Crowd out the negative with the positive
If you focus on what you can’t have, you’ll want more. I found positive affirmations and self-talk is a good start in the morning. You may want to rephrase your self-talk in the form of a question. Some evidence shows forming as a question forces your mind to find reasons to support your statement.
During my commute, I listen to audiobooks and podcasts on topics that support my current goals. Over time, this replaced everything else I listened to in the car.
Create your ideal routine
This is really what did it for me. I analyzed my daily habits and decided to anchor positive behaviors around things I had to do. When I came home, I decided to meditate for five minutes followed by a twenty-minute nap. This replaced turning on the television.
I also added other behaviors. Instead of reading everything, I read only three things. I decided to a science article, an article on how to improve my writing, and an article on improving some other area of my life.
After that, I created mini habits that I stacked and added one at a time.
I’m a teacher, so after work, my brain sometimes feels like mush. I decided to wake up earlier to be productive with my time.
I pushed back my wake-up time one minute a day and went to bed one minute earlier every day for two months.
What I did with the extra time was add a short fifteen to twenty minute routine of essentials followed by a 40-minute power session on my primary task, usually writing. It could be fiction, nonfiction, or editing.

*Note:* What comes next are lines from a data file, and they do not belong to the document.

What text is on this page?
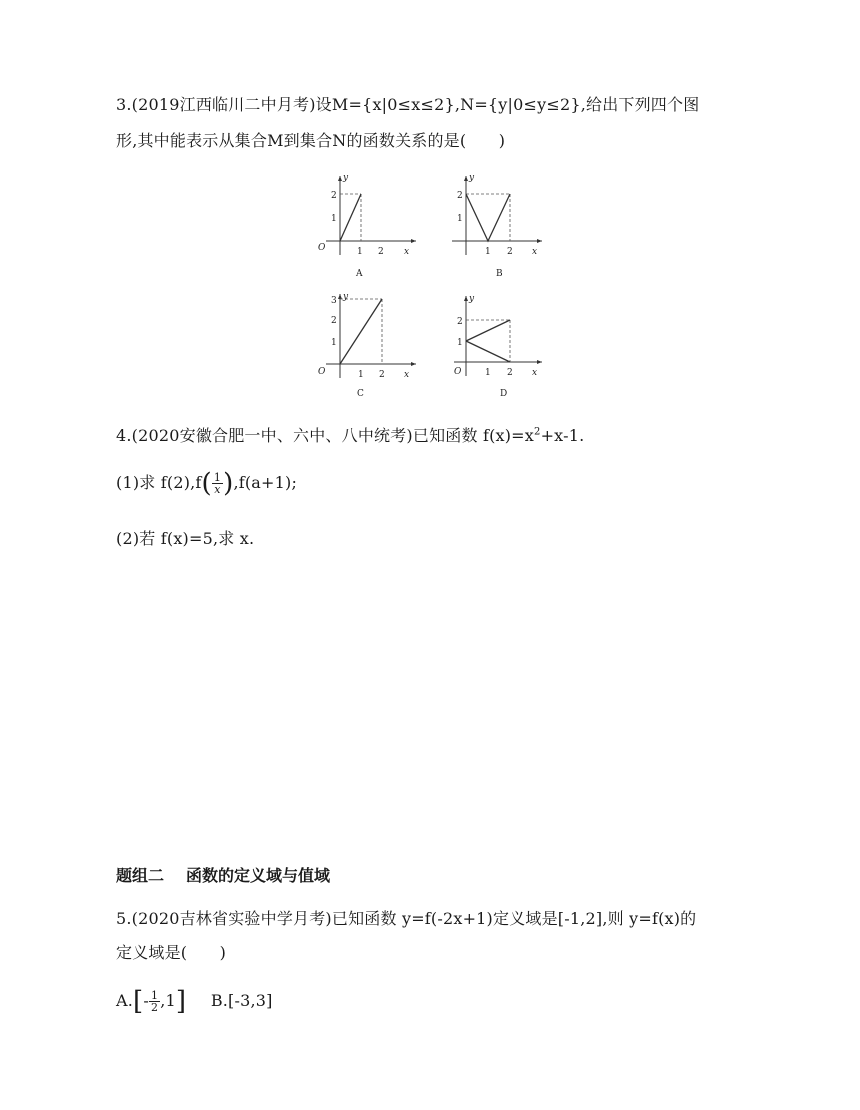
3.(2019江西临川二中月考)设M={x|0≤x≤2},N={y|0≤y≤2},给出下列四个图
形,其中能表示从集合M到集合N的函数关系的是(　　)
O
y
x
1 2
1
2
A
y
x
1 2
1
2
B
O
y
x
1 2
1
2
3
C
O
y
x
1 2
1
2
D
4.(2020安徽合肥一中、六中、八中统考)已知函数 $f(x)=x^2+x-1$.
(1)求 $f(2),f( \frac{1}{x} ),f(a+1)$;
(2)若 f(x)=5,求 x.
题组二 函数的定义域与值域
5.(2020吉林省实验中学月考)已知函数 y=f(-2x+1)定义域是[-1,2],则 y=f(x)的
定义域是(　　)
$A.[- \frac{1}{2} ,1]$ B.[-3,3]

Later, I pushed back my wakeup time another hour. I added another power session. This way, every day, I would complete two power sessions regardless of how hectic or mentally drained I felt after work.
The simple art of …
Not caring can be very effective at helping you achieve your goals.
The key is taking power away from others to decide what’s important for you and making that decision for yourself.
The best way to overcome stress and anxiety is to accept the idea that the only problems that exist are the ones you create in your own mind.
The only thing that matters is what you decide matters.
Release things outside your control, and instead focus on making a difference in your life with what’s important to you.